January 21st, 2009 by admin

Lo scorso giorno ho incontrato un mio amico Mario di Piacenza, che parlando mi ha confidato di avere un problema.. era in difficoltà perchè doveva vendere una sua abitazione e gli avevano chiesto la certificazione energetica.

Doveva quindi incaricare un certificatore energetico per redigere questo certificare da allegare all’atto notarile.

Il suo problema a questo punto era non tanto trovare il professionista, il certificatore energetico che potesse effettuare appunto la certificazione energetica, ma quale criterio utilizzare per scegliere il professionista. 

Non essendo del mestiere, infatti, non sapeva quali referenze dovesse avere un professionista che lavora in questo settore, anchè perchè è una nuova figura professionale che ha visto la sua nascita soltanto due anni fa.

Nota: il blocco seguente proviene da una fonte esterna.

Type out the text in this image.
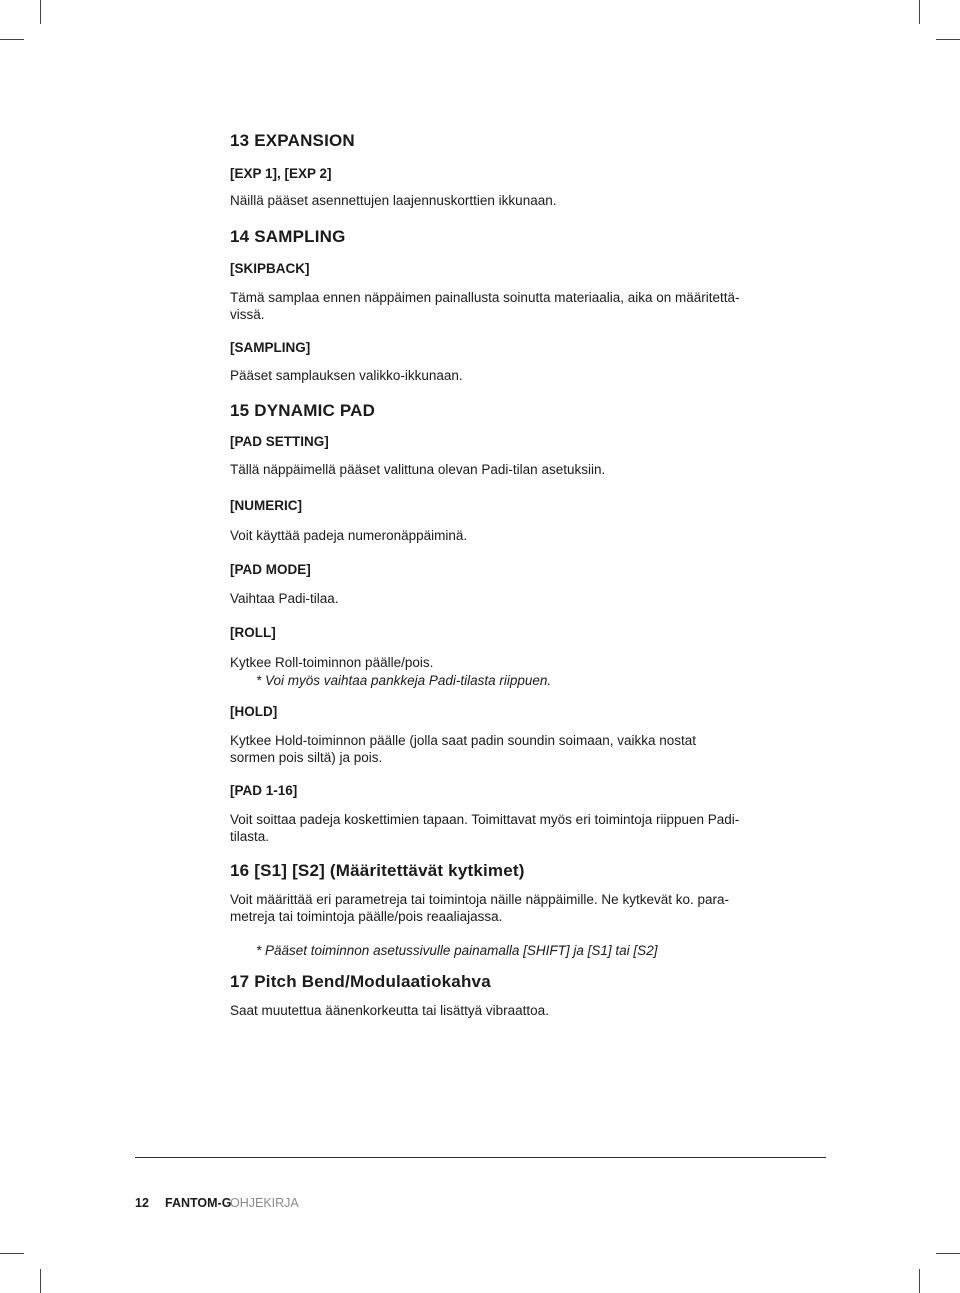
13 EXPANSION
[EXP 1], [EXP 2]
Näillä pääset asennettujen laajennuskorttien ikkunaan.
14 SAMPLING
[SKIPBACK]
Tämä samplaa ennen näppäimen painallusta soinutta materiaalia, aika on määritettä-
vissä.
[SAMPLING]
Pääset samplauksen valikko-ikkunaan.
15 DYNAMIC PAD
[PAD SETTING]
Tällä näppäimellä pääset valittuna olevan Padi-tilan asetuksiin.
[NUMERIC]
Voit käyttää padeja numeronäppäiminä.
[PAD MODE]
Vaihtaa Padi-tilaa.
[ROLL]
Kytkee Roll-toiminnon päälle/pois.
* Voi myös vaihtaa pankkeja Padi-tilasta riippuen.
[HOLD]
Kytkee Hold-toiminnon päälle (jolla saat padin soundin soimaan, vaikka nostat
sormen pois siltä) ja pois.
[PAD 1-16]
Voit soittaa padeja koskettimien tapaan. Toimittavat myös eri toimintoja riippuen Padi-
tilasta.
16 [S1] [S2] (Määritettävät kytkimet)
Voit määrittää eri parametreja tai toimintoja näille näppäimille. Ne kytkevät ko. para-
metreja tai toimintoja päälle/pois reaaliajassa.
* Pääset toiminnon asetussivulle painamalla [SHIFT] ja [S1] tai [S2]
17 Pitch Bend/Modulaatiokahva
Saat muutettua äänenkorkeutta tai lisättyä vibraattoa.
12 FANTOM-G
OHJEKIRJA
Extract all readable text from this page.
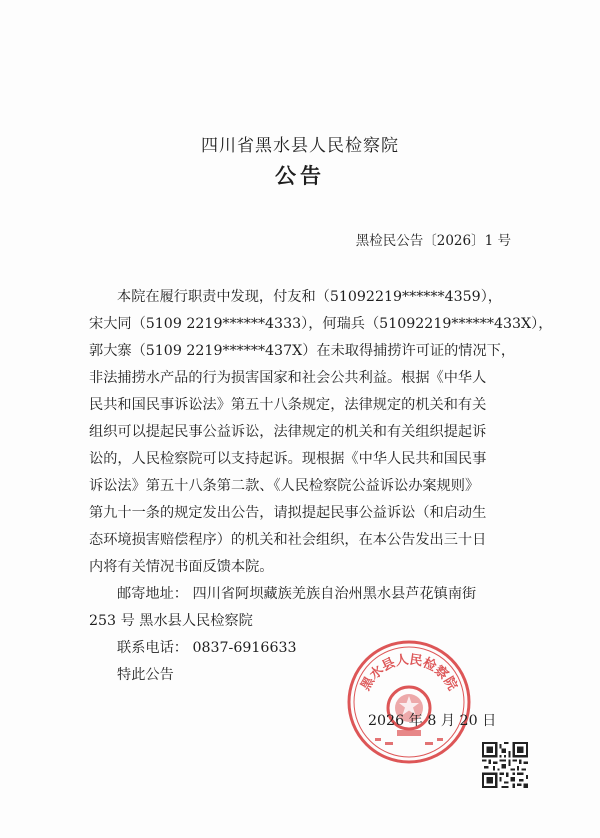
四川省黑水县人民检察院
公告
黑检民公告〔2026〕1 号

本院在履行职责中发现，付友和（51092219******4359），
宋大同（5109 2219******4333），何瑞兵（51092219******433X），
郭大寨（5109 2219******437X）在未取得捕捞许可证的情况下，
非法捕捞水产品的行为损害国家和社会公共利益。根据《中华人
民共和国民事诉讼法》第五十八条规定，法律规定的机关和有关
组织可以提起民事公益诉讼，法律规定的机关和有关组织提起诉
讼的，人民检察院可以支持起诉。现根据《中华人民共和国民事
诉讼法》第五十八条第二款、《人民检察院公益诉讼办案规则》
第九十一条的规定发出公告，请拟提起民事公益诉讼（和启动生
态环境损害赔偿程序）的机关和社会组织，在本公告发出三十日
内将有关情况书面反馈本院。

邮寄地址： 四川省阿坝藏族羌族自治州黑水县芦花镇南街
253 号 黑水县人民检察院

联系电话： 0837-6916633

特此公告	黑水县人民检察院
2026 年 8 月 20 日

La sua paura era di assegnare l’incarico ad un professionista poco preprato nella materia, che avevano ottenuto l’accreditamentoda parte della regione, soltanto per avere seguito un corso di 80 ore e magari nella sua vita aveva precedentemente studiato tutt’altro.. per esempio era un perito chimico.

Siccome in quel periodo avevo importanti consegne da rispettare ed ero veramente oberato di lavoro, conscio del fatto che agli amici è molto difficile dire di no, non gli raccontai che quello di cui stavamo parlando era il mio mestiere e feci un’ottima figura nel spiegargli le 5 caratteristiche deve avere un certificatore energetico.

Lui rimase molto sorpreso della mia preparazione sull’argomento, mi ringrazio delle informazioni che gli avevo appena dato, ma prima di salutarci  ci fu una cosa che mi rimase impressa nella mente, perchè mi disse che tutte le persone che dovevano scegliere un certificatore energetico avrebbero dovuto avere le infomazioni che gli avevo appena dato.

Quella fu una frase che mi ha spinto qualche tempo dopo a scrivere un report di una pagina soltanto, che però ha un grande valore per chì si trova delle stesse situazioni del mio amico Mario e che puoi scaricare qui.. Le 5 caratteristiche che deve avere un certificatore energetico.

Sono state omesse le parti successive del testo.